Terjemah Surat Saba’ Ayat 10-14

10. Dan sungguh, telah Kami berikan kepada Dawud karunia dari kami[38]. (Kami berfirman), “Wahai gunung-gunung dan burung-burung! Bertasbihlah berulang-ulang bersama Dawud,” dan Kami telah melunakkan besi untuknya[39],

11. [40](yaitu) buatlah baju besi yang besar-besar dan ukurlah anyamannya; dan kerjakanlah amal yang saleh. Sungguh, Aku Maha Melihat apa yang kamu kerjakan.
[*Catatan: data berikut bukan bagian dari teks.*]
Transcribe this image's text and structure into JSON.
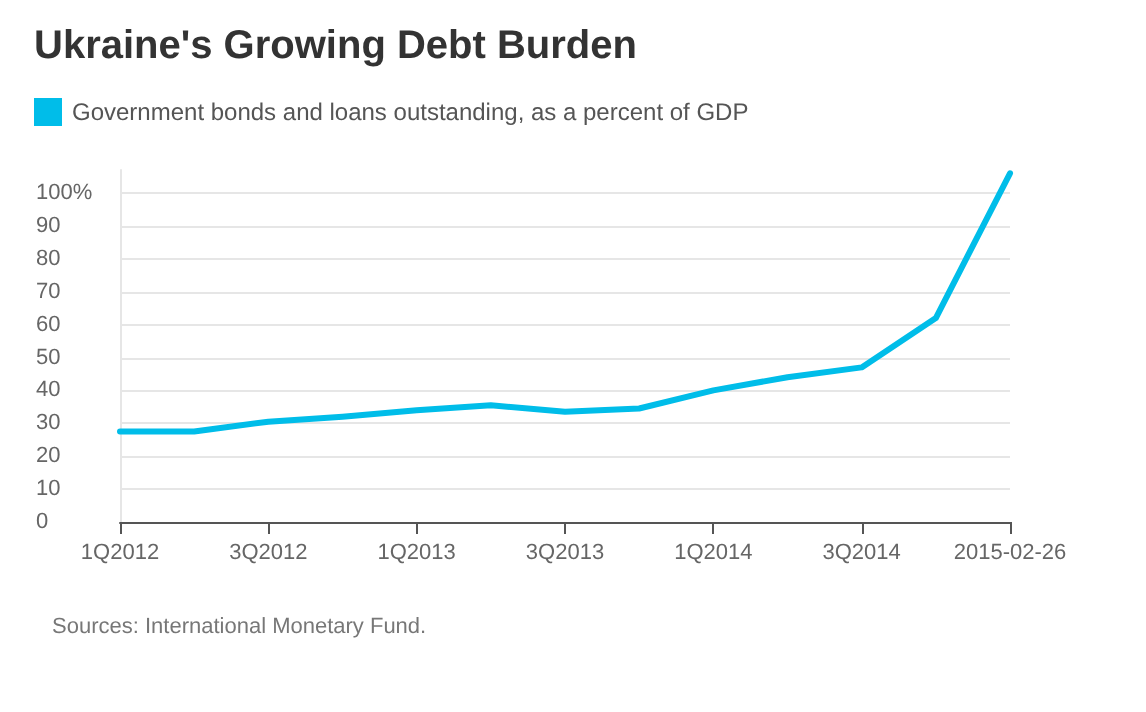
{
  "chart_data": {
    "type": "line",
    "title": "Ukraine's Growing Debt Burden",
    "categories": [
      "1Q2012",
      null,
      "3Q2012",
      null,
      "1Q2013",
      null,
      "3Q2013",
      null,
      "1Q2014",
      null,
      "3Q2014",
      null,
      "2015-02-26"
    ],
    "series": [
      {
        "name": "Government bonds and loans outstanding, as a percent of GDP",
        "color": "#00bde9",
        "values": [
          27.5,
          27.5,
          30.5,
          32,
          34,
          35.5,
          33.5,
          34.5,
          40,
          44,
          47,
          62,
          106
        ]
      }
    ],
    "ylim": [
      0,
      107
    ],
    "yticks": [
      0,
      10,
      20,
      30,
      40,
      50,
      60,
      70,
      80,
      90,
      {
        "value": 100,
        "label": "100%"
      }
    ],
    "grid": "y",
    "legend": "top left",
    "marker": "none",
    "line_style": "solid",
    "annotations": [
      "Sources: International Monetary Fund."
    ]
  }
}
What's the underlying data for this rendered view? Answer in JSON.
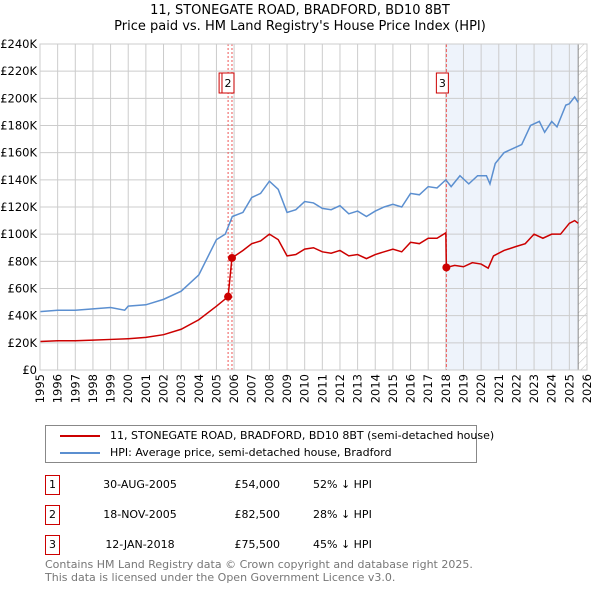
{
  "title": "11, STONEGATE ROAD, BRADFORD, BD10 8BT",
  "subtitle": "Price paid vs. HM Land Registry's House Price Index (HPI)",
  "legend": {
    "red": "11, STONEGATE ROAD, BRADFORD, BD10 8BT (semi-detached house)",
    "blue": "HPI: Average price, semi-detached house, Bradford"
  },
  "transactions": [
    {
      "n": "1",
      "date": "30-AUG-2005",
      "price": "£54,000",
      "pct": "52% ↓ HPI"
    },
    {
      "n": "2",
      "date": "18-NOV-2005",
      "price": "£82,500",
      "pct": "28% ↓ HPI"
    },
    {
      "n": "3",
      "date": "12-JAN-2018",
      "price": "£75,500",
      "pct": "45% ↓ HPI"
    }
  ],
  "footer": [
    "Contains HM Land Registry data © Crown copyright and database right 2025.",
    "This data is licensed under the Open Government Licence v3.0."
  ],
  "chart_data": {
    "type": "line",
    "xlim": [
      1995,
      2026
    ],
    "ylim": [
      0,
      240000
    ],
    "yticks": [
      0,
      20000,
      40000,
      60000,
      80000,
      100000,
      120000,
      140000,
      160000,
      180000,
      200000,
      220000,
      240000
    ],
    "ytick_labels": [
      "£0",
      "£20K",
      "£40K",
      "£60K",
      "£80K",
      "£100K",
      "£120K",
      "£140K",
      "£160K",
      "£180K",
      "£200K",
      "£220K",
      "£240K"
    ],
    "xticks": [
      "1995",
      "1996",
      "1997",
      "1998",
      "1999",
      "2000",
      "2001",
      "2002",
      "2003",
      "2004",
      "2005",
      "2006",
      "2007",
      "2008",
      "2009",
      "2010",
      "2011",
      "2012",
      "2013",
      "2014",
      "2015",
      "2016",
      "2017",
      "2018",
      "2019",
      "2020",
      "2021",
      "2022",
      "2023",
      "2024",
      "2025",
      "2026"
    ],
    "colors": {
      "red": "#cc0000",
      "blue": "#5b8fd0",
      "shade": "#eef3fb"
    },
    "shaded_from": 2018.03,
    "hatched_from": 2025.5,
    "sales": [
      {
        "label": "1",
        "x": 2005.66,
        "y": 54000
      },
      {
        "label": "2",
        "x": 2005.88,
        "y": 82500
      },
      {
        "label": "3",
        "x": 2018.03,
        "y": 75500
      }
    ],
    "series": [
      {
        "name": "HPI",
        "color": "#5b8fd0",
        "x": [
          1995,
          1996,
          1997,
          1998,
          1999,
          1999.8,
          2000,
          2001,
          2002,
          2003,
          2004,
          2005,
          2005.5,
          2005.9,
          2006.5,
          2007,
          2007.5,
          2008,
          2008.5,
          2009,
          2009.5,
          2010,
          2010.5,
          2011,
          2011.5,
          2012,
          2012.5,
          2013,
          2013.5,
          2014,
          2014.5,
          2015,
          2015.5,
          2016,
          2016.5,
          2017,
          2017.5,
          2018,
          2018.3,
          2018.8,
          2019.3,
          2019.8,
          2020.3,
          2020.5,
          2020.8,
          2021.3,
          2021.8,
          2022.3,
          2022.8,
          2023.3,
          2023.6,
          2024,
          2024.3,
          2024.8,
          2025,
          2025.3,
          2025.5
        ],
        "y": [
          43000,
          44000,
          44000,
          45000,
          46000,
          44000,
          47000,
          48000,
          52000,
          58000,
          70000,
          96000,
          100000,
          113000,
          116000,
          127000,
          130000,
          139000,
          133000,
          116000,
          118000,
          124000,
          123000,
          119000,
          118000,
          121000,
          115000,
          117000,
          113000,
          117000,
          120000,
          122000,
          120000,
          130000,
          129000,
          135000,
          134000,
          140000,
          135000,
          143000,
          137000,
          143000,
          143000,
          137000,
          152000,
          160000,
          163000,
          166000,
          180000,
          183000,
          175000,
          183000,
          179000,
          195000,
          196000,
          201000,
          197000
        ]
      },
      {
        "name": "Property",
        "color": "#cc0000",
        "x": [
          1995,
          1996,
          1997,
          1998,
          1999,
          2000,
          2001,
          2002,
          2003,
          2004,
          2005,
          2005.66,
          2005.88,
          2006.5,
          2007,
          2007.5,
          2008,
          2008.5,
          2009,
          2009.5,
          2010,
          2010.5,
          2011,
          2011.5,
          2012,
          2012.5,
          2013,
          2013.5,
          2014,
          2014.5,
          2015,
          2015.5,
          2016,
          2016.5,
          2017,
          2017.5,
          2018,
          2018.03,
          2018.5,
          2019,
          2019.5,
          2020,
          2020.4,
          2020.7,
          2021.3,
          2022,
          2022.5,
          2023,
          2023.5,
          2024,
          2024.5,
          2025,
          2025.3,
          2025.5
        ],
        "y": [
          21000,
          21500,
          21500,
          22000,
          22500,
          23000,
          24000,
          26000,
          30000,
          37000,
          47000,
          54000,
          82500,
          88000,
          93000,
          95000,
          100000,
          96000,
          84000,
          85000,
          89000,
          90000,
          87000,
          86000,
          88000,
          84000,
          85000,
          82000,
          85000,
          87000,
          89000,
          87000,
          94000,
          93000,
          97000,
          97000,
          101000,
          75500,
          77000,
          76000,
          79000,
          78000,
          75000,
          84000,
          88000,
          91000,
          93000,
          100000,
          97000,
          100000,
          100000,
          108000,
          110000,
          108000
        ]
      }
    ]
  }
}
12. [41]Dan Kami (tundukkan) angin bagi Sulaiman, yang perjalanannya pada waktu pagi sama dengan perjalanan sebulan dan perjalanannya pada waktu sore sama dengan perjalanan sebulan (pula)[42] dan Kami alirkan cairan tembaga baginya[43]. [44]Dan sebagian dari jin ada yang bekerja di hadapannya (di bawah kekuasaannya) dengan izin Tuhannya. Dan barang siapa yang menyimpang di antara mereka dari perintah Kami, Kami rasakan kepadanya azab neraka yang apinya menyala-nyala.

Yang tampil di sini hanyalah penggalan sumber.